Right band gaps for the right reason at low computational cost with a meta-GGA
Timo Lebeda, Thilo Aschebrock, Jianwei Sun, Linn Leppert, Stephan Kümmel
Abstract
In density functional theory, traditional explicit density functionals such as the local density approximation and generalized gradient approximations cannot accurately predict the band gap of solids for a fundamental reason: They lack the exchange-correlation derivative discontinuity. By comparing Kohn-Sham and generalized Kohn-Sham calculations, we here show that the nonempirical meta-generalized-gradient-approximation (meta-GGA) TASK from Aschebrock and K\"ummel [Phys. Rev.
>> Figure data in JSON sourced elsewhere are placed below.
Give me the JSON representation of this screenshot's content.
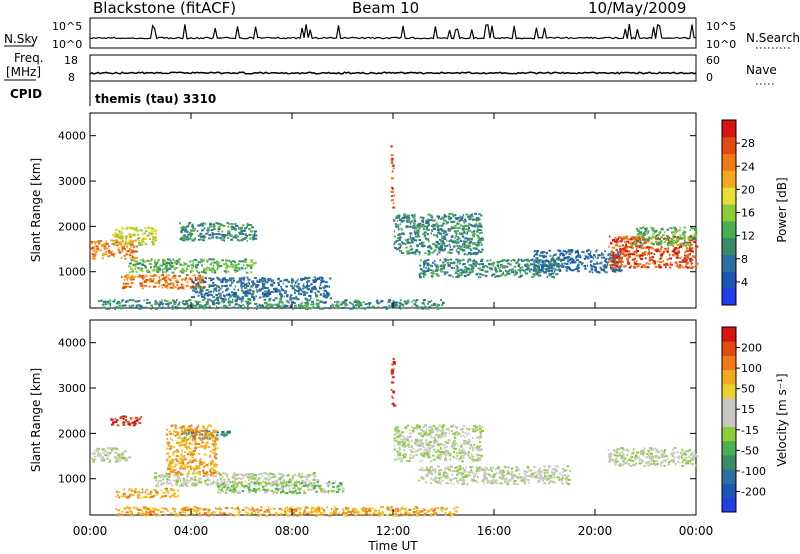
{
  "header": {
    "title": "Blackstone (fitACF)",
    "beam": "Beam 10",
    "date": "10/May/2009"
  },
  "nsky_panel": {
    "left_label": "N.Sky",
    "left_ticks": [
      "10^5",
      "10^0"
    ],
    "right_ticks": [
      "10^5",
      "10^0"
    ],
    "right_label": "N.Search"
  },
  "freq_panel": {
    "left_label_line1": "Freq.",
    "left_label_line2": "[MHz]",
    "left_ticks": [
      "18",
      "8"
    ],
    "right_ticks": [
      "60",
      "0"
    ],
    "right_label": "Nave"
  },
  "cpid_panel": {
    "label": "CPID",
    "value": "themis (tau) 3310"
  },
  "chart_data": [
    {
      "type": "heatmap",
      "quantity": "Power",
      "ylabel": "Slant Range [km]",
      "ylim": [
        200,
        4500
      ],
      "yticks": [
        1000,
        2000,
        3000,
        4000
      ],
      "xlim": [
        0,
        24
      ],
      "colorbar": {
        "label": "Power [dB]",
        "ticks": [
          "4",
          "8",
          "12",
          "16",
          "20",
          "24",
          "28"
        ],
        "colors": [
          "#1f3fe8",
          "#1e55b8",
          "#2e6fa0",
          "#3a8a6a",
          "#4caf50",
          "#8ccd3a",
          "#e8e030",
          "#f4a81d",
          "#f07a16",
          "#e24a12",
          "#d8140e"
        ]
      },
      "features": [
        {
          "t_start": 0.0,
          "t_end": 1.8,
          "r_start": 1300,
          "r_end": 1700,
          "level": 8
        },
        {
          "t_start": 0.8,
          "t_end": 2.6,
          "r_start": 1600,
          "r_end": 2000,
          "level": 6
        },
        {
          "t_start": 1.2,
          "t_end": 4.5,
          "r_start": 650,
          "r_end": 950,
          "level": 8
        },
        {
          "t_start": 1.5,
          "t_end": 6.5,
          "r_start": 1000,
          "r_end": 1300,
          "level": 4
        },
        {
          "t_start": 3.5,
          "t_end": 6.5,
          "r_start": 1700,
          "r_end": 2100,
          "level": 3
        },
        {
          "t_start": 4.0,
          "t_end": 9.5,
          "r_start": 400,
          "r_end": 900,
          "level": 2
        },
        {
          "t_start": 0.3,
          "t_end": 14.0,
          "r_start": 200,
          "r_end": 400,
          "level": 3
        },
        {
          "t_start": 11.9,
          "t_end": 12.0,
          "r_start": 2400,
          "r_end": 3900,
          "level": 9
        },
        {
          "t_start": 12.0,
          "t_end": 15.5,
          "r_start": 1400,
          "r_end": 2300,
          "level": 3
        },
        {
          "t_start": 13.0,
          "t_end": 18.5,
          "r_start": 900,
          "r_end": 1300,
          "level": 3
        },
        {
          "t_start": 17.5,
          "t_end": 21.0,
          "r_start": 1000,
          "r_end": 1500,
          "level": 2
        },
        {
          "t_start": 20.5,
          "t_end": 24.0,
          "r_start": 1100,
          "r_end": 1800,
          "level": 9
        },
        {
          "t_start": 21.5,
          "t_end": 24.0,
          "r_start": 1600,
          "r_end": 2000,
          "level": 4
        }
      ]
    },
    {
      "type": "heatmap",
      "quantity": "Velocity",
      "ylabel": "Slant Range [km]",
      "ylim": [
        200,
        4500
      ],
      "yticks": [
        1000,
        2000,
        3000,
        4000
      ],
      "xlim": [
        0,
        24
      ],
      "xticks": [
        "00:00",
        "04:00",
        "08:00",
        "12:00",
        "16:00",
        "20:00",
        "00:00"
      ],
      "xlabel": "Time UT",
      "colorbar": {
        "label": "Velocity [m s⁻¹]",
        "ticks": [
          "200",
          "100",
          "50",
          "15",
          "-15",
          "-50",
          "-100",
          "-200"
        ],
        "colors": [
          "#1f3fe8",
          "#1e55b8",
          "#2e6fa0",
          "#3a8a6a",
          "#4caf50",
          "#8ccd3a",
          "#c8c8c0",
          "#c8c8c0",
          "#e8d030",
          "#f4a81d",
          "#f07a16",
          "#e24a12",
          "#d8140e"
        ]
      },
      "features": [
        {
          "t_start": 0.0,
          "t_end": 1.5,
          "r_start": 1400,
          "r_end": 1700,
          "level": 6
        },
        {
          "t_start": 0.8,
          "t_end": 2.0,
          "r_start": 2200,
          "r_end": 2400,
          "level": 12
        },
        {
          "t_start": 1.0,
          "t_end": 3.5,
          "r_start": 600,
          "r_end": 800,
          "level": 9
        },
        {
          "t_start": 2.5,
          "t_end": 9.0,
          "r_start": 850,
          "r_end": 1150,
          "level": 6
        },
        {
          "t_start": 3.5,
          "t_end": 5.5,
          "r_start": 1900,
          "r_end": 2100,
          "level": 3
        },
        {
          "t_start": 3.0,
          "t_end": 5.0,
          "r_start": 1100,
          "r_end": 2200,
          "level": 9
        },
        {
          "t_start": 5.0,
          "t_end": 10.0,
          "r_start": 700,
          "r_end": 950,
          "level": 5
        },
        {
          "t_start": 1.0,
          "t_end": 14.5,
          "r_start": 200,
          "r_end": 400,
          "level": 9
        },
        {
          "t_start": 11.9,
          "t_end": 12.0,
          "r_start": 2600,
          "r_end": 3900,
          "level": 12
        },
        {
          "t_start": 12.0,
          "t_end": 15.5,
          "r_start": 1400,
          "r_end": 2200,
          "level": 6
        },
        {
          "t_start": 13.0,
          "t_end": 19.0,
          "r_start": 900,
          "r_end": 1300,
          "level": 6
        },
        {
          "t_start": 20.5,
          "t_end": 24.0,
          "r_start": 1300,
          "r_end": 1700,
          "level": 6
        }
      ]
    }
  ]
}
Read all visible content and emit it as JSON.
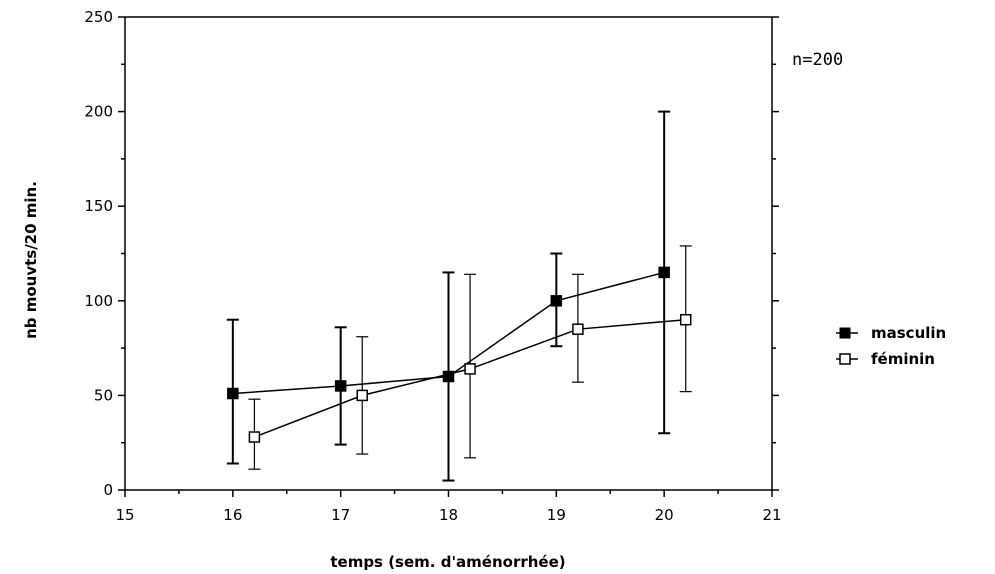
{
  "chart_data": {
    "type": "line",
    "title": "",
    "xlabel": "temps (sem. d'aménorrhée)",
    "ylabel": "nb mouvts/20 min.",
    "xlim": [
      15,
      21
    ],
    "ylim": [
      0,
      250
    ],
    "x_ticks": [
      "15",
      "16",
      "17",
      "18",
      "19",
      "20",
      "21"
    ],
    "y_ticks": [
      "0",
      "50",
      "100",
      "150",
      "200",
      "250"
    ],
    "annotation": "n=200",
    "legend_position": "right",
    "grid": false,
    "series": [
      {
        "name": "masculin",
        "marker": "filled-square",
        "color": "#000000",
        "x": [
          16,
          17,
          18,
          19,
          20
        ],
        "y": [
          51,
          55,
          60,
          100,
          115
        ],
        "err_low": [
          14,
          24,
          5,
          76,
          30
        ],
        "err_high": [
          90,
          86,
          115,
          125,
          200
        ]
      },
      {
        "name": "féminin",
        "marker": "open-square",
        "color": "#000000",
        "x": [
          16.2,
          17.2,
          18.2,
          19.2,
          20.2
        ],
        "y": [
          28,
          50,
          64,
          85,
          90
        ],
        "err_low": [
          11,
          19,
          17,
          57,
          52
        ],
        "err_high": [
          48,
          81,
          114,
          114,
          129
        ]
      }
    ]
  }
}
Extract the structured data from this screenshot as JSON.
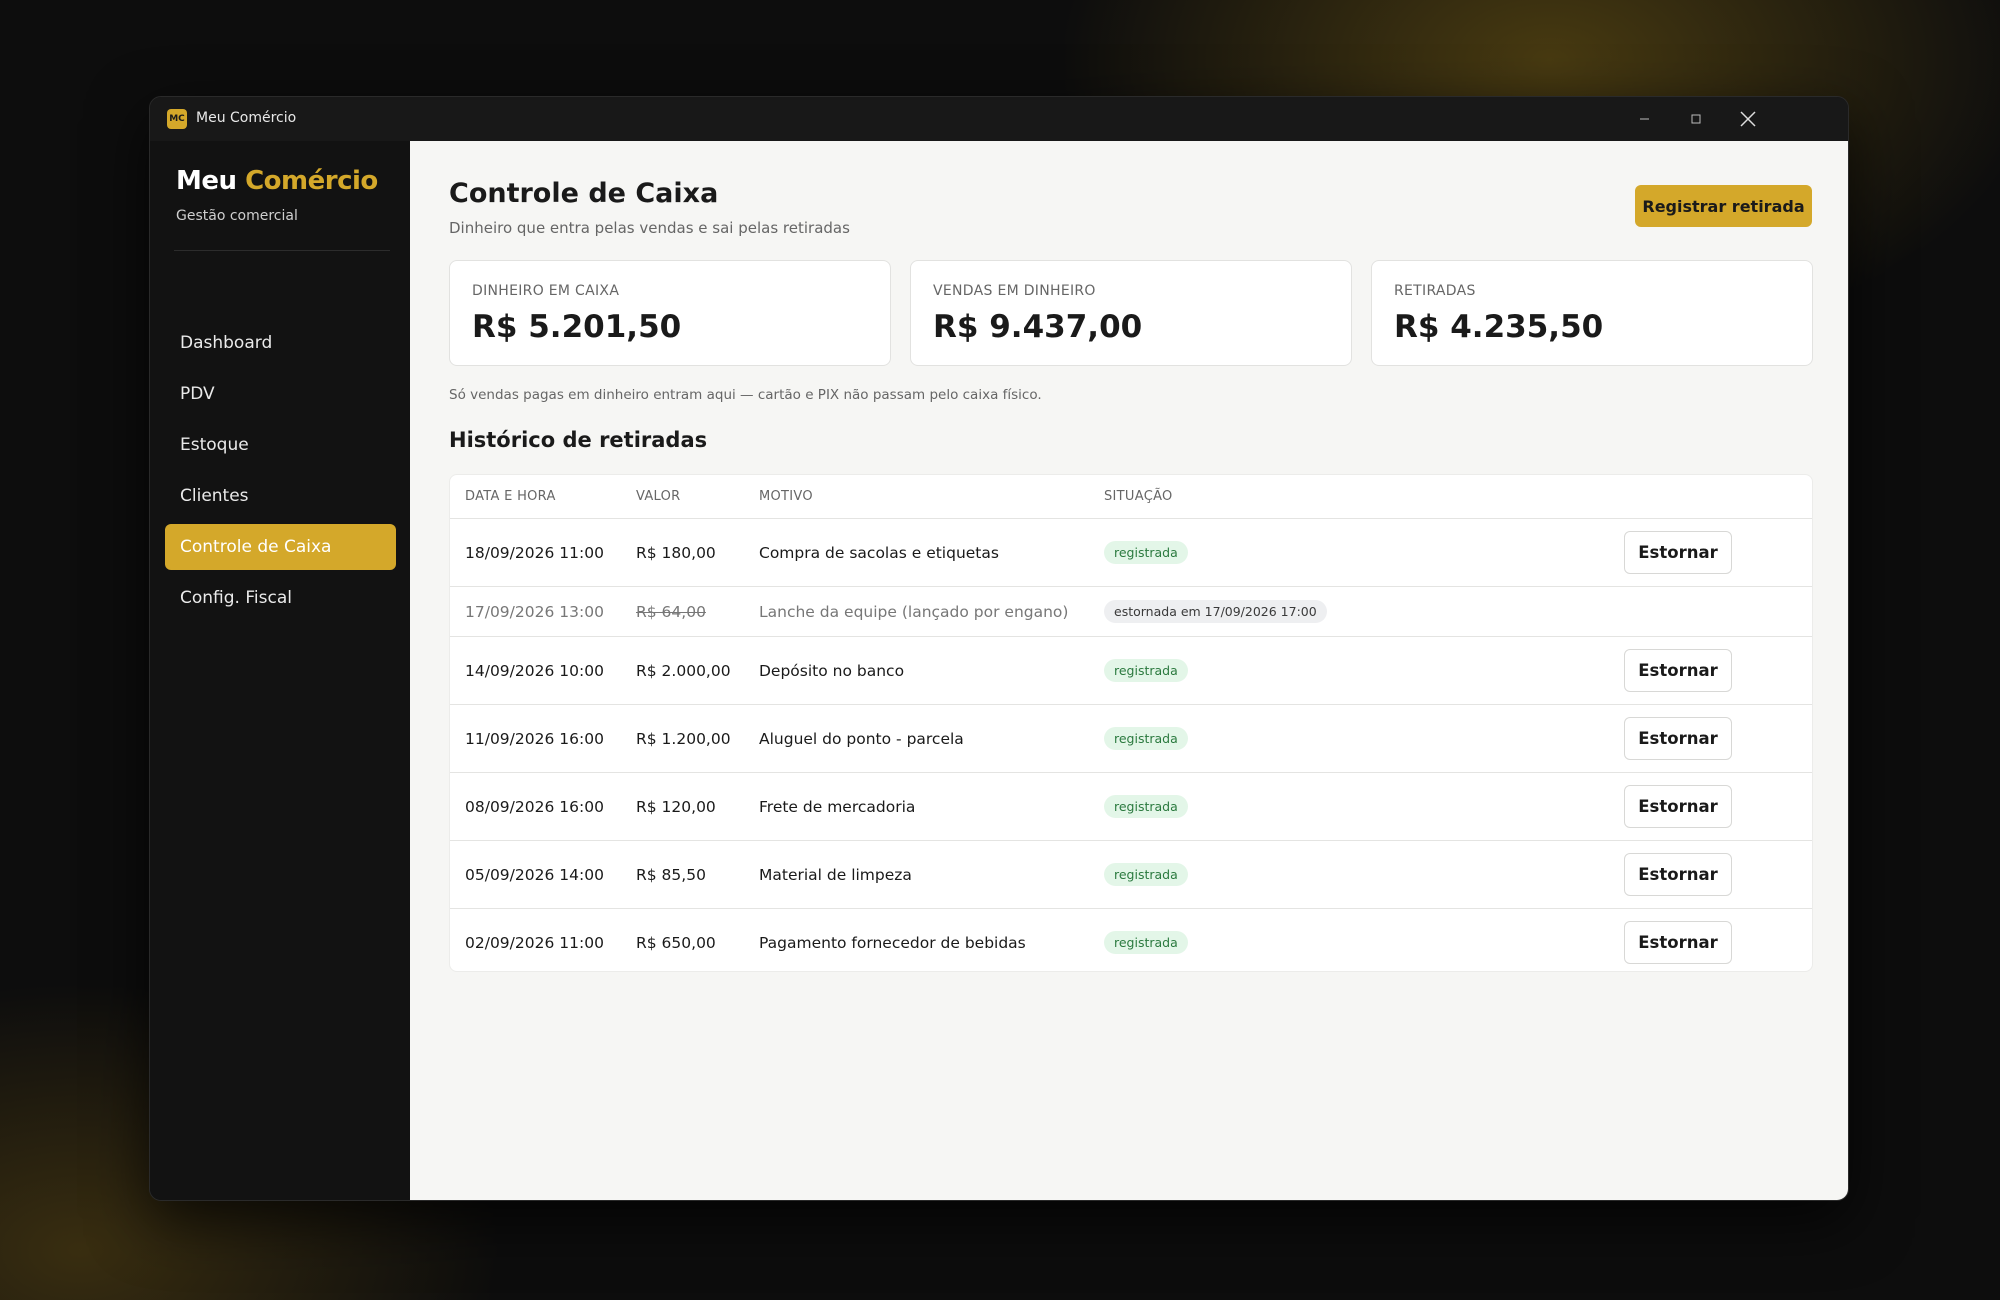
{
  "window": {
    "icon_label": "MC",
    "title": "Meu Comércio"
  },
  "sidebar": {
    "brand_first": "Meu",
    "brand_second": "Comércio",
    "subtitle": "Gestão comercial",
    "nav": [
      "Dashboard",
      "PDV",
      "Estoque",
      "Clientes",
      "Controle de Caixa",
      "Config. Fiscal"
    ],
    "active_index": 4
  },
  "header": {
    "title": "Controle de Caixa",
    "subtitle": "Dinheiro que entra pelas vendas e sai pelas retiradas",
    "button": "Registrar retirada"
  },
  "cards": [
    {
      "label": "DINHEIRO EM CAIXA",
      "value": "R$ 5.201,50"
    },
    {
      "label": "VENDAS EM DINHEIRO",
      "value": "R$ 9.437,00"
    },
    {
      "label": "RETIRADAS",
      "value": "R$ 4.235,50"
    }
  ],
  "note": "Só vendas pagas em dinheiro entram aqui — cartão e PIX não passam pelo caixa físico.",
  "history": {
    "title": "Histórico de retiradas",
    "columns": [
      "DATA E HORA",
      "VALOR",
      "MOTIVO",
      "SITUAÇÃO"
    ],
    "rows": [
      {
        "date": "18/09/2026 11:00",
        "value": "R$ 180,00",
        "reason": "Compra de sacolas e etiquetas",
        "status": "registrada",
        "action": "Estornar"
      },
      {
        "date": "17/09/2026 13:00",
        "value": "R$ 64,00",
        "reason": "Lanche da equipe (lançado por engano)",
        "status": "estornada em 17/09/2026 17:00"
      },
      {
        "date": "14/09/2026 10:00",
        "value": "R$ 2.000,00",
        "reason": "Depósito no banco",
        "status": "registrada",
        "action": "Estornar"
      },
      {
        "date": "11/09/2026 16:00",
        "value": "R$ 1.200,00",
        "reason": "Aluguel do ponto - parcela",
        "status": "registrada",
        "action": "Estornar"
      },
      {
        "date": "08/09/2026 16:00",
        "value": "R$ 120,00",
        "reason": "Frete de mercadoria",
        "status": "registrada",
        "action": "Estornar"
      },
      {
        "date": "05/09/2026 14:00",
        "value": "R$ 85,50",
        "reason": "Material de limpeza",
        "status": "registrada",
        "action": "Estornar"
      },
      {
        "date": "02/09/2026 11:00",
        "value": "R$ 650,00",
        "reason": "Pagamento fornecedor de bebidas",
        "status": "registrada",
        "action": "Estornar"
      }
    ]
  }
}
Res. 1, 033082 (2019)] predicts the right gaps for the right reason, i.e., as a combination of a proper Kohn-Sham gap and a substantial derivative discontinuity contribution. For many materials from small-gap semiconductors to large-gap insulators, the proper band gap is thus obtained. We further study a group of metal-halide perovskites for which the band gap is notoriously hard to predict. For these materials, TASK yields band gaps very similar to the nonlocal screened hybrid Heyd-Scuseria-Ernzerhof functional, yet at a fraction of the hybrid functional's computational cost. We discuss the influence of correlation functionals, and open questions in the comparison of calculated band gaps with experimental ones.